A speeder passes a police car while traveling 130km/h. the police car imediently starts to accelerate at 10m/s^2 until the police car catches up to the speeder. how long does it take the police car to catch up?
First, convert the speed to m/s
Vcar = 130 km/h = 36.11 m/s
Solve for t:
36.11*t = (a/2) t^2 = 5 t^2
where a is the acceleration rate of the poice car.
Ignore the t=0 solution. Take the other one.
To find the time it takes for the police car to catch up to the speeder, we can use the equation of motion for constant acceleration. The equation is:
v = u + at
Where:
v is the final velocity
u is the initial velocity
a is the acceleration
t is the time
In this case, the speeder's velocity is 130 km/h, which needs to be converted to m/s.

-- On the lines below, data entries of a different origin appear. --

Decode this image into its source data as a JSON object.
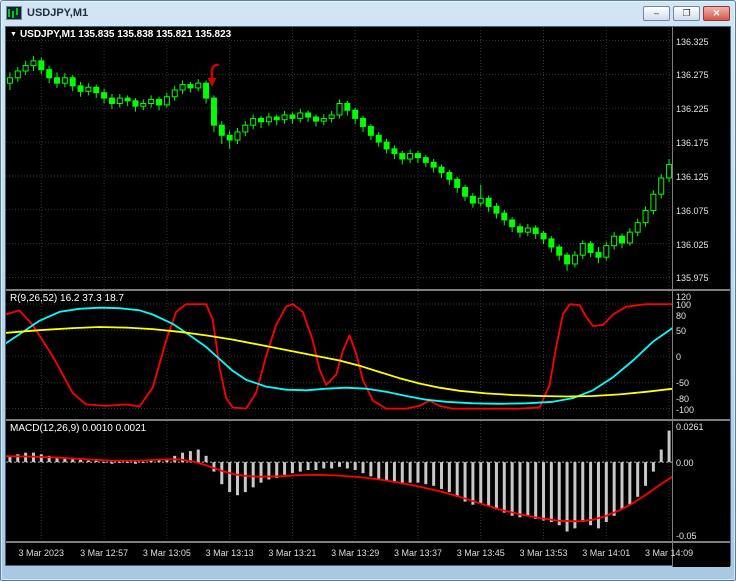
{
  "window": {
    "title": "USDJPY,M1",
    "minimize_label": "–",
    "restore_label": "❐",
    "close_label": "✕"
  },
  "chart": {
    "dropdown_icon": "▼",
    "header": "USDJPY,M1 135.835 135.838 135.821 135.823",
    "price_scale": [
      "136.325",
      "136.275",
      "136.225",
      "136.175",
      "136.125",
      "136.075",
      "136.025",
      "135.975"
    ],
    "time_labels": [
      "3 Mar 2023",
      "3 Mar 12:57",
      "3 Mar 13:05",
      "3 Mar 13:13",
      "3 Mar 13:21",
      "3 Mar 13:29",
      "3 Mar 13:37",
      "3 Mar 13:45",
      "3 Mar 13:53",
      "3 Mar 14:01",
      "3 Mar 14:09"
    ],
    "range": [
      135.958,
      136.345
    ],
    "colors": {
      "candle": "#00FF00",
      "grid": "#333333",
      "arrow": "#D40000"
    },
    "arrow": {
      "index": 26,
      "price": 136.292
    },
    "candles": [
      [
        136.262,
        136.278,
        136.252,
        136.27
      ],
      [
        136.27,
        136.286,
        136.264,
        136.28
      ],
      [
        136.28,
        136.295,
        136.274,
        136.288
      ],
      [
        136.288,
        136.302,
        136.28,
        136.295
      ],
      [
        136.295,
        136.3,
        136.275,
        136.282
      ],
      [
        136.282,
        136.288,
        136.262,
        136.27
      ],
      [
        136.27,
        136.278,
        136.255,
        136.262
      ],
      [
        136.262,
        136.277,
        136.256,
        136.27
      ],
      [
        136.27,
        136.274,
        136.25,
        136.258
      ],
      [
        136.258,
        136.264,
        136.242,
        136.25
      ],
      [
        136.25,
        136.262,
        136.244,
        136.256
      ],
      [
        136.256,
        136.26,
        136.24,
        136.248
      ],
      [
        136.248,
        136.254,
        136.232,
        136.24
      ],
      [
        136.24,
        136.246,
        136.224,
        136.232
      ],
      [
        136.232,
        136.246,
        136.226,
        136.24
      ],
      [
        136.24,
        136.244,
        136.228,
        136.236
      ],
      [
        136.236,
        136.24,
        136.22,
        136.228
      ],
      [
        136.228,
        136.238,
        136.222,
        136.232
      ],
      [
        136.232,
        136.244,
        136.226,
        136.238
      ],
      [
        136.238,
        136.242,
        136.222,
        136.23
      ],
      [
        136.23,
        136.248,
        136.226,
        136.242
      ],
      [
        136.242,
        136.258,
        136.236,
        136.252
      ],
      [
        136.252,
        136.266,
        136.246,
        136.26
      ],
      [
        136.26,
        136.264,
        136.248,
        136.255
      ],
      [
        136.255,
        136.268,
        136.25,
        136.262
      ],
      [
        136.262,
        136.266,
        136.232,
        136.24
      ],
      [
        136.24,
        136.244,
        136.19,
        136.2
      ],
      [
        136.2,
        136.206,
        136.172,
        136.185
      ],
      [
        136.185,
        136.192,
        136.165,
        136.178
      ],
      [
        136.178,
        136.196,
        136.172,
        136.19
      ],
      [
        136.19,
        136.206,
        136.184,
        136.2
      ],
      [
        136.2,
        136.216,
        136.194,
        136.21
      ],
      [
        136.21,
        136.214,
        136.196,
        136.205
      ],
      [
        136.205,
        136.218,
        136.199,
        136.212
      ],
      [
        136.212,
        136.216,
        136.2,
        136.208
      ],
      [
        136.208,
        136.221,
        136.202,
        136.215
      ],
      [
        136.215,
        136.219,
        136.202,
        136.21
      ],
      [
        136.21,
        136.224,
        136.204,
        136.218
      ],
      [
        136.218,
        136.222,
        136.205,
        136.212
      ],
      [
        136.212,
        136.216,
        136.198,
        136.206
      ],
      [
        136.206,
        136.216,
        136.2,
        136.21
      ],
      [
        136.21,
        136.221,
        136.204,
        136.215
      ],
      [
        136.215,
        136.238,
        136.21,
        136.232
      ],
      [
        136.232,
        136.236,
        136.214,
        136.222
      ],
      [
        136.222,
        136.226,
        136.202,
        136.21
      ],
      [
        136.21,
        136.214,
        136.19,
        136.198
      ],
      [
        136.198,
        136.202,
        136.178,
        136.185
      ],
      [
        136.185,
        136.19,
        136.168,
        136.175
      ],
      [
        136.175,
        136.18,
        136.158,
        136.165
      ],
      [
        136.165,
        136.17,
        136.15,
        136.158
      ],
      [
        136.158,
        136.162,
        136.142,
        136.15
      ],
      [
        136.15,
        136.164,
        136.144,
        136.158
      ],
      [
        136.158,
        136.162,
        136.144,
        136.152
      ],
      [
        136.152,
        136.156,
        136.138,
        136.145
      ],
      [
        136.145,
        136.15,
        136.13,
        136.138
      ],
      [
        136.138,
        136.142,
        136.122,
        136.13
      ],
      [
        136.13,
        136.134,
        136.112,
        136.12
      ],
      [
        136.12,
        136.124,
        136.1,
        136.108
      ],
      [
        136.108,
        136.112,
        136.088,
        136.095
      ],
      [
        136.095,
        136.1,
        136.078,
        136.085
      ],
      [
        136.085,
        136.112,
        136.08,
        136.092
      ],
      [
        136.092,
        136.096,
        136.072,
        136.08
      ],
      [
        136.08,
        136.085,
        136.062,
        136.07
      ],
      [
        136.07,
        136.075,
        136.052,
        136.06
      ],
      [
        136.06,
        136.064,
        136.042,
        136.05
      ],
      [
        136.05,
        136.055,
        136.034,
        136.042
      ],
      [
        136.042,
        136.054,
        136.036,
        136.048
      ],
      [
        136.048,
        136.052,
        136.032,
        136.04
      ],
      [
        136.04,
        136.044,
        136.024,
        136.032
      ],
      [
        136.032,
        136.036,
        136.012,
        136.02
      ],
      [
        136.02,
        136.024,
        136.0,
        136.008
      ],
      [
        136.008,
        136.012,
        135.985,
        135.995
      ],
      [
        135.995,
        136.014,
        135.99,
        136.008
      ],
      [
        136.008,
        136.03,
        136.002,
        136.025
      ],
      [
        136.025,
        136.029,
        136.005,
        136.012
      ],
      [
        136.012,
        136.02,
        135.996,
        136.005
      ],
      [
        136.005,
        136.028,
        136.0,
        136.022
      ],
      [
        136.022,
        136.042,
        136.016,
        136.036
      ],
      [
        136.036,
        136.04,
        136.018,
        136.026
      ],
      [
        136.026,
        136.048,
        136.022,
        136.042
      ],
      [
        136.042,
        136.062,
        136.036,
        136.056
      ],
      [
        136.056,
        136.08,
        136.05,
        136.074
      ],
      [
        136.074,
        136.104,
        136.068,
        136.098
      ],
      [
        136.098,
        136.128,
        136.092,
        136.122
      ],
      [
        136.122,
        136.15,
        136.116,
        136.142
      ]
    ]
  },
  "wpr": {
    "label": "R(9,26,52) 16.2 37.3 18.7",
    "scale": [
      "120",
      "100",
      "80",
      "50",
      "0",
      "-50",
      "-80",
      "-100"
    ],
    "gridlines": [
      100,
      50,
      0,
      -50,
      -100
    ],
    "range": [
      -120,
      125
    ],
    "lines": [
      {
        "name": "fast",
        "color": "#FF0000",
        "points": [
          [
            0,
            80
          ],
          [
            0.02,
            88
          ],
          [
            0.04,
            60
          ],
          [
            0.07,
            0
          ],
          [
            0.1,
            -70
          ],
          [
            0.12,
            -92
          ],
          [
            0.15,
            -95
          ],
          [
            0.18,
            -92
          ],
          [
            0.2,
            -96
          ],
          [
            0.22,
            -60
          ],
          [
            0.24,
            30
          ],
          [
            0.255,
            85
          ],
          [
            0.27,
            100
          ],
          [
            0.3,
            100
          ],
          [
            0.31,
            70
          ],
          [
            0.32,
            -20
          ],
          [
            0.33,
            -80
          ],
          [
            0.34,
            -98
          ],
          [
            0.36,
            -100
          ],
          [
            0.375,
            -70
          ],
          [
            0.39,
            0
          ],
          [
            0.405,
            60
          ],
          [
            0.42,
            95
          ],
          [
            0.43,
            100
          ],
          [
            0.445,
            85
          ],
          [
            0.46,
            30
          ],
          [
            0.47,
            -25
          ],
          [
            0.48,
            -55
          ],
          [
            0.495,
            -35
          ],
          [
            0.505,
            10
          ],
          [
            0.515,
            40
          ],
          [
            0.525,
            5
          ],
          [
            0.535,
            -45
          ],
          [
            0.55,
            -85
          ],
          [
            0.57,
            -100
          ],
          [
            0.6,
            -100
          ],
          [
            0.62,
            -95
          ],
          [
            0.635,
            -85
          ],
          [
            0.65,
            -95
          ],
          [
            0.67,
            -100
          ],
          [
            0.72,
            -100
          ],
          [
            0.77,
            -100
          ],
          [
            0.8,
            -98
          ],
          [
            0.815,
            -55
          ],
          [
            0.825,
            20
          ],
          [
            0.835,
            80
          ],
          [
            0.845,
            100
          ],
          [
            0.86,
            98
          ],
          [
            0.87,
            75
          ],
          [
            0.88,
            58
          ],
          [
            0.895,
            60
          ],
          [
            0.91,
            80
          ],
          [
            0.93,
            95
          ],
          [
            0.96,
            100
          ],
          [
            1,
            100
          ]
        ]
      },
      {
        "name": "mid",
        "color": "#00FFFF",
        "points": [
          [
            0,
            25
          ],
          [
            0.02,
            42
          ],
          [
            0.05,
            68
          ],
          [
            0.08,
            85
          ],
          [
            0.11,
            91
          ],
          [
            0.14,
            93
          ],
          [
            0.17,
            92
          ],
          [
            0.2,
            88
          ],
          [
            0.22,
            80
          ],
          [
            0.25,
            62
          ],
          [
            0.27,
            45
          ],
          [
            0.3,
            18
          ],
          [
            0.32,
            -5
          ],
          [
            0.34,
            -28
          ],
          [
            0.36,
            -45
          ],
          [
            0.39,
            -58
          ],
          [
            0.42,
            -64
          ],
          [
            0.45,
            -65
          ],
          [
            0.48,
            -62
          ],
          [
            0.51,
            -60
          ],
          [
            0.54,
            -62
          ],
          [
            0.57,
            -68
          ],
          [
            0.6,
            -76
          ],
          [
            0.63,
            -83
          ],
          [
            0.66,
            -87
          ],
          [
            0.7,
            -90
          ],
          [
            0.74,
            -91
          ],
          [
            0.78,
            -90
          ],
          [
            0.82,
            -87
          ],
          [
            0.85,
            -80
          ],
          [
            0.88,
            -65
          ],
          [
            0.91,
            -40
          ],
          [
            0.94,
            -8
          ],
          [
            0.97,
            28
          ],
          [
            1,
            55
          ]
        ]
      },
      {
        "name": "slow",
        "color": "#FFFF00",
        "points": [
          [
            0,
            45
          ],
          [
            0.05,
            50
          ],
          [
            0.1,
            54
          ],
          [
            0.14,
            56
          ],
          [
            0.18,
            55
          ],
          [
            0.22,
            52
          ],
          [
            0.26,
            47
          ],
          [
            0.3,
            40
          ],
          [
            0.34,
            32
          ],
          [
            0.38,
            22
          ],
          [
            0.42,
            12
          ],
          [
            0.46,
            2
          ],
          [
            0.5,
            -8
          ],
          [
            0.53,
            -18
          ],
          [
            0.56,
            -30
          ],
          [
            0.59,
            -42
          ],
          [
            0.62,
            -52
          ],
          [
            0.65,
            -60
          ],
          [
            0.68,
            -66
          ],
          [
            0.72,
            -71
          ],
          [
            0.76,
            -74
          ],
          [
            0.8,
            -76
          ],
          [
            0.84,
            -77
          ],
          [
            0.88,
            -76
          ],
          [
            0.92,
            -73
          ],
          [
            0.96,
            -68
          ],
          [
            1,
            -62
          ]
        ]
      }
    ]
  },
  "macd": {
    "label": "MACD(12,26,9) 0.0010 0.0021",
    "scale": [
      "0.0261",
      "0.00",
      "-0.05"
    ],
    "range": [
      -0.05,
      0.0261
    ],
    "hist_color": "#C8C8C8",
    "histogram": [
      0.004,
      0.005,
      0.006,
      0.006,
      0.005,
      0.004,
      0.003,
      0.003,
      0.002,
      0.002,
      0.001,
      0.001,
      0,
      -0.001,
      0,
      0,
      -0.001,
      0,
      0.001,
      0.001,
      0.002,
      0.004,
      0.006,
      0.007,
      0.008,
      0.004,
      -0.006,
      -0.014,
      -0.019,
      -0.021,
      -0.019,
      -0.016,
      -0.013,
      -0.011,
      -0.01,
      -0.008,
      -0.007,
      -0.006,
      -0.005,
      -0.005,
      -0.004,
      -0.004,
      -0.003,
      -0.004,
      -0.005,
      -0.007,
      -0.009,
      -0.011,
      -0.012,
      -0.013,
      -0.014,
      -0.013,
      -0.013,
      -0.014,
      -0.015,
      -0.017,
      -0.019,
      -0.022,
      -0.025,
      -0.027,
      -0.026,
      -0.028,
      -0.03,
      -0.032,
      -0.034,
      -0.035,
      -0.034,
      -0.036,
      -0.037,
      -0.038,
      -0.04,
      -0.044,
      -0.042,
      -0.038,
      -0.04,
      -0.042,
      -0.038,
      -0.034,
      -0.03,
      -0.027,
      -0.022,
      -0.015,
      -0.006,
      0.008,
      0.02
    ],
    "signal": {
      "color": "#FF0000",
      "points": [
        [
          0,
          0.0038
        ],
        [
          0.04,
          0.0035
        ],
        [
          0.08,
          0.0028
        ],
        [
          0.12,
          0.0018
        ],
        [
          0.16,
          0.001
        ],
        [
          0.2,
          0.001
        ],
        [
          0.23,
          0.0016
        ],
        [
          0.26,
          0.0018
        ],
        [
          0.28,
          0.0005
        ],
        [
          0.3,
          -0.002
        ],
        [
          0.32,
          -0.005
        ],
        [
          0.34,
          -0.0075
        ],
        [
          0.36,
          -0.0088
        ],
        [
          0.38,
          -0.0092
        ],
        [
          0.41,
          -0.009
        ],
        [
          0.44,
          -0.0082
        ],
        [
          0.47,
          -0.008
        ],
        [
          0.5,
          -0.0085
        ],
        [
          0.53,
          -0.0095
        ],
        [
          0.56,
          -0.011
        ],
        [
          0.59,
          -0.013
        ],
        [
          0.62,
          -0.0155
        ],
        [
          0.65,
          -0.0185
        ],
        [
          0.68,
          -0.022
        ],
        [
          0.71,
          -0.026
        ],
        [
          0.74,
          -0.03
        ],
        [
          0.77,
          -0.033
        ],
        [
          0.8,
          -0.0355
        ],
        [
          0.83,
          -0.0372
        ],
        [
          0.86,
          -0.0375
        ],
        [
          0.88,
          -0.0365
        ],
        [
          0.9,
          -0.034
        ],
        [
          0.92,
          -0.0305
        ],
        [
          0.94,
          -0.026
        ],
        [
          0.96,
          -0.0205
        ],
        [
          0.98,
          -0.0145
        ],
        [
          1,
          -0.009
        ]
      ]
    }
  }
}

To convert km/h to m/s, we divide by 3.6 (since 1 km/h = 1000 m/3600 s = 1/3.6 m/s). So, the speeder's velocity is:
u = 130 km/h ÷ 3.6 = 36.11 m/s (rounded to two decimal places)
The police car starts from rest, so the initial velocity (u) is 0 m/s.
The acceleration (a) of the police car is given as 10 m/s².
Using the equation of motion:
v = u + at
We can rearrange the equation to solve for time (t):
t = (v - u) / a
Plugging in the known values:
t = (36.11 m/s - 0 m/s) / 10 m/s²
Simplifying:
t = 36.11 s / 10
t = 3.61 seconds (rounded to two decimal places)
Therefore, it would take the police car approximately 3.61 seconds to catch up to the speeder.